La maudite machine
Bienvenue dans l’univers maléfique de la maudite machine du jeu compulsif qui vous avale sans crier gare et qui ne cesse d’étendre ses tentacules au sein de notre chère société, où l’appât du gain facile prend toute la place.
Le joueur compulsif s’enferme dans un cercle vicieux et obsessionnel. Il ment à son entourage et commet des actes illégaux (fraudes, vols) qui engendrent une multitude de problèmes (dépression, anxiété, pensées suicidaires, perte d’appétit, tension artérielle élevée).
Il y a la phase gagnante, où le joueur ne comptabilise que ses gains et oublie ses pertes. Suit la phase de perte. La victime se convainc qu’elle pourra se refaire, puisque la chance va inévitablement tourner. Puis, c’est la phase désespoir, lorsque tout se dégrade sur tous les plans: économique, familial, professionnel, social, psychologique.
Le joueur vit une détresse psychique d’être sous l’emprise de son impulsion, malgré les conséquences nombreuses et dramatiques sur l’ensemble de sa vie.
Jusqu’à 70% des joueurs compulsifs songent au suicide et chaque année, des dizaines passent à l’acte.
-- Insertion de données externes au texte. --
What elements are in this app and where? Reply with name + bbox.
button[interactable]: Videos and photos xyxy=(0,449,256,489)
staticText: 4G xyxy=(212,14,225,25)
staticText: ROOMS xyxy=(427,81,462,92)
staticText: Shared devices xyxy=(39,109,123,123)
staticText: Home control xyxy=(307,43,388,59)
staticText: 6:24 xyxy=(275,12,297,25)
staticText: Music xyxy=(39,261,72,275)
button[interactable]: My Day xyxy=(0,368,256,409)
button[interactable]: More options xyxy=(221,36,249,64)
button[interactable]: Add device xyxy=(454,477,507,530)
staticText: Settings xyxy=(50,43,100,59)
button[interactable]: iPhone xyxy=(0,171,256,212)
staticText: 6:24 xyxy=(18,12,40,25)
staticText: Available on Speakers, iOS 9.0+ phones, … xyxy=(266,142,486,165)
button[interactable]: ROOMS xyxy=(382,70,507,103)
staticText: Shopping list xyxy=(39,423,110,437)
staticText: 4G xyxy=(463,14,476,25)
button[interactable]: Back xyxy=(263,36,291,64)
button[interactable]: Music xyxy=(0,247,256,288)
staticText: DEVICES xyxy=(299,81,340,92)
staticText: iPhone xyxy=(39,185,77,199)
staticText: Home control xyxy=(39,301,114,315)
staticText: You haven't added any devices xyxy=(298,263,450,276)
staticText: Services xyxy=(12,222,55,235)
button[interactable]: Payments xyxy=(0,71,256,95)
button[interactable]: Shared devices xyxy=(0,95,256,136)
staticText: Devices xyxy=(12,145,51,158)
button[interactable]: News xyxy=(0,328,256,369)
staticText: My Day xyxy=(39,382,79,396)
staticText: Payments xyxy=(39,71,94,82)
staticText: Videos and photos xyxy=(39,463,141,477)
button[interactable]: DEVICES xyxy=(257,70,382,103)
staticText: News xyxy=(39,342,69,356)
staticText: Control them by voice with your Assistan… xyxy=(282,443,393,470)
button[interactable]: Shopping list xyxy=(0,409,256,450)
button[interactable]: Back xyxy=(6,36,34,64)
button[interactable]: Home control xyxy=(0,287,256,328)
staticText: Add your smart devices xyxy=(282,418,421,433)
Selon Santé et Bien-être Canada, 26,8% des joueurs pathologiques ont tenté de se suicider, 37% volent jusqu’à 5000 $ par année à leur employeur, 14% s’absentent du travail des journées entières dans le but de s’adonner au jeu, 36% perdent leur emploi en raison du jeu et 85% empruntent de l’argent à leur entourage. Ces personnes peuvent espérer surmonter leur dépendance, à la condition fondamentale qu’elles reconnaissent elles-mêmes leur problème et soient désireuses de le résoudre.
Nos gouvernements ferment les yeux et empochent les énormes profits. Les joueurs versent beaucoup d’argent à Loto-Québec. Les problèmes des 140 000 joueurs
compulsifs au Québec coûtent près de
2,5 milliards $ par année à la société. Chacun coûte entre 18 000 $ et 56 000 $ par année, notamment à cause des vols, fraudes, absences au travail et de la criminalité. Le bénéfice net de la société d’État a bondi de 8% au cours du dernier exercice, ce qui lui a permis de verser au gouvernement une dividende de 1,51 milliard $.
Les problèmes reliés aux appareils de loterie vidéo sont criants. On en dénombre 14 300 au Québec, dont bon nombre dans des bars et restaurants. Les petits lots sont fréquents pour encourager le client à parier. On crée l’impression que le gain est à portée de mains. Ces maudites machines servent aussi d’appâts aux prêteurs usuraires qui y tendent leurs filets. Le client finit par payer plusieurs fois son emprunt, lorsqu’il y arrive.
L’élimination de 2500 appareils dans les bars et restaurants ne fera pas perdre un sou à Loto-Québec. La perte de profits de 119 M$ découlant de ce retrait sera compensée par les 121 M$ de profits que genéreront les
1770 appareils de loterie vidéo installés dans les quatre futurs salon de jeux.
Le sénateur Jean Lapointe se bat pour faire voter par la Chambre des communes un projet de loi qui limiterait ces appareils aux hippodromes, casinos et salons de paris.
Sa proposition a été victime des élections précipitées qui l’ont forcé chaque fois à retourner à la case départ. Des sondages révèlent que 80% des Québécois et 70% des Canadiens appuient l’objectif de son projet de loi et je me range parmi eux.